Created attachment 142025 [details] STRACE strace -o test_log /usr/bin/rrdtool graph - --imgformat=PNG --start=1164248318 --end=1164334718 --title="NATS MASTER - teMySQL - Replication" --base=1000 --height=150 --width=600 --alt-autoscale-max --lower-limit=1 --logarithmic COMMENT:"From 2006/11/22 21\:18\:38 To 2006/11/23 21\:18\:38\c" COMMENT:" \n" --vertical-label="" --slope-mode DEF:a="/usr/share/cacti/rra/nats_master_readexeclogposdiff_179.rrd":ReadExecLogPosDiff:AVERAGE DEF:b="/usr/share/cacti/rra/nats_master_readexeclogposdiff_179.rrd":SecondsBehindMaster:AVERAGE DEF:c="/usr/share/cacti/rra/nats_master_readexeclogposdiff_179.rrd":BinlogCacheDiskUse:AVERAGE DEF:d="/usr/share/cacti/rra/nats_master_readexeclogposdiff_179.rrd":BinlogCacheUse:AVERAGE CDEF:cdefa=a,1024,/ CDEF:cdefd=c,1024,/ CDEF:cdefe=d,1024,/ AREA:cdefa#EAAF00:"LogPosLag(KB)" LINE1:cdefa#837C04:"" LINE2:b#F51D30:"Seconds Lag" LINE2:cdefd#4444FF:"Binlog Cache Disk(K)" LINE1:cdefe#35962B:"Binlog Cache Use(K)"
here is an strace of one of the process killing the computer ... when this process run 1 min later 5 gig of ram consumed and iowaits go crazy and swap almost full ... any idea ??

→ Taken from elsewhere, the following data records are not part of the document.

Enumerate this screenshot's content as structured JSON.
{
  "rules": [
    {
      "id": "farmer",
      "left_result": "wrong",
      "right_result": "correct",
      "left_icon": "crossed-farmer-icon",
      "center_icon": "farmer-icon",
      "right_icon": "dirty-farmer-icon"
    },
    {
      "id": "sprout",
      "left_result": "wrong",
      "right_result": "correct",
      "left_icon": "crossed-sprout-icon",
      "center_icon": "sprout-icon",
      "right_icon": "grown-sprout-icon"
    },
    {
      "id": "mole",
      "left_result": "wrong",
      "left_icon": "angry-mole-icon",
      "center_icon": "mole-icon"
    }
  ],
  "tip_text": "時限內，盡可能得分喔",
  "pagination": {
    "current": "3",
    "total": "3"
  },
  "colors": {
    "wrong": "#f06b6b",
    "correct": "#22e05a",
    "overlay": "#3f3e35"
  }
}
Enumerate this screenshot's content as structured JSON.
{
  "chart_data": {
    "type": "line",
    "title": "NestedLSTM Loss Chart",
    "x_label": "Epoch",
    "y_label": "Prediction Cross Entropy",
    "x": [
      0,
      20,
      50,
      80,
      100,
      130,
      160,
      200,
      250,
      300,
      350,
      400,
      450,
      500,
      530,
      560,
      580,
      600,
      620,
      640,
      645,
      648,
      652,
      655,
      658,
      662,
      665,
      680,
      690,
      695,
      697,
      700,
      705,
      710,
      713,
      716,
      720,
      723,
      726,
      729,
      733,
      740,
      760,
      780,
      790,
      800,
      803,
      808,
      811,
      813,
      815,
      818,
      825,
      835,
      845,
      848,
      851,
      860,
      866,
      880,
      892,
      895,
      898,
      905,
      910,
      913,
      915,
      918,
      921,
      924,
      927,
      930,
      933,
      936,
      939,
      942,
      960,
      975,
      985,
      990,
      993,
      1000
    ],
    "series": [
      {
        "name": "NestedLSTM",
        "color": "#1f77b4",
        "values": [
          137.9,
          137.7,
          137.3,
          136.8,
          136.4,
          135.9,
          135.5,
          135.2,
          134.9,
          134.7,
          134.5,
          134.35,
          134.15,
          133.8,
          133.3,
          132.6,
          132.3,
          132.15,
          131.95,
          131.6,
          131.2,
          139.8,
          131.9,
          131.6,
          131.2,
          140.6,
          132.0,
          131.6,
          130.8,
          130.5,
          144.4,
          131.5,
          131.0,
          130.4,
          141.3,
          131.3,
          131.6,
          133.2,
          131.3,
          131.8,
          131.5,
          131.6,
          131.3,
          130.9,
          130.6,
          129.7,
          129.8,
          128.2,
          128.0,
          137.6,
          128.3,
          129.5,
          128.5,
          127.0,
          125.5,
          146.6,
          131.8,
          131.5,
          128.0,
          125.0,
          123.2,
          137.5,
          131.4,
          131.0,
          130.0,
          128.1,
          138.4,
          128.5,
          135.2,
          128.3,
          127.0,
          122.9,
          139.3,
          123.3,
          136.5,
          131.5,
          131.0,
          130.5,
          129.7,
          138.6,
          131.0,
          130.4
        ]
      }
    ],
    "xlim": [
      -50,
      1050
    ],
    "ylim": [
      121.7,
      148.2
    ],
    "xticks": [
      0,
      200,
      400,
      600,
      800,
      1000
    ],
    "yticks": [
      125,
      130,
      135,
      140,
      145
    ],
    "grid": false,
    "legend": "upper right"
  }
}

Jonathan, I would suggest adding your information to the trac ticket on the rrdtool website. http://people.ee.ethz.ch/~oetiker/webtools/rrdtool-trac/ticket/54
Okay, looks like the problem has been tracked down upstream. Tobi says a 1.2.16 release is due Real Soon Now, and will incorporate said fix. I could try to track down the specific changeset that fixes it, but would rather wait for the new release if its going to be out imminently...
Created attachment 143697 [details] Patch based on upstream changeset r881 and r887 The attached patch should fix things. I'll get a new rawhide build submitted momentarily. If folks could test that build (or rebuild it for their distro), please do. Gimme the thumbs up and I'll spin new packages for fc5 and fc6 (can probably do fc4 also if there's demand).
Not sync'd out to mirrors just yet, but a rawhide build is done. You can grab the srpm here: http://buildsys.fedoraproject.org/logs/fedora-development-extras/23763-rrdtool-1.2.15-8.fc7/
FC3 and FC4 have now been EOL'd. Please check the ticket against a current Fedora release, and either adjust the release number, or close it if appropriate. Thanks. Your friendly BZ janitor :-)
As best as I can tell, this is resolved in rrdtool 1.2.18, which is now in rawhide and making its way to FC6 shortly.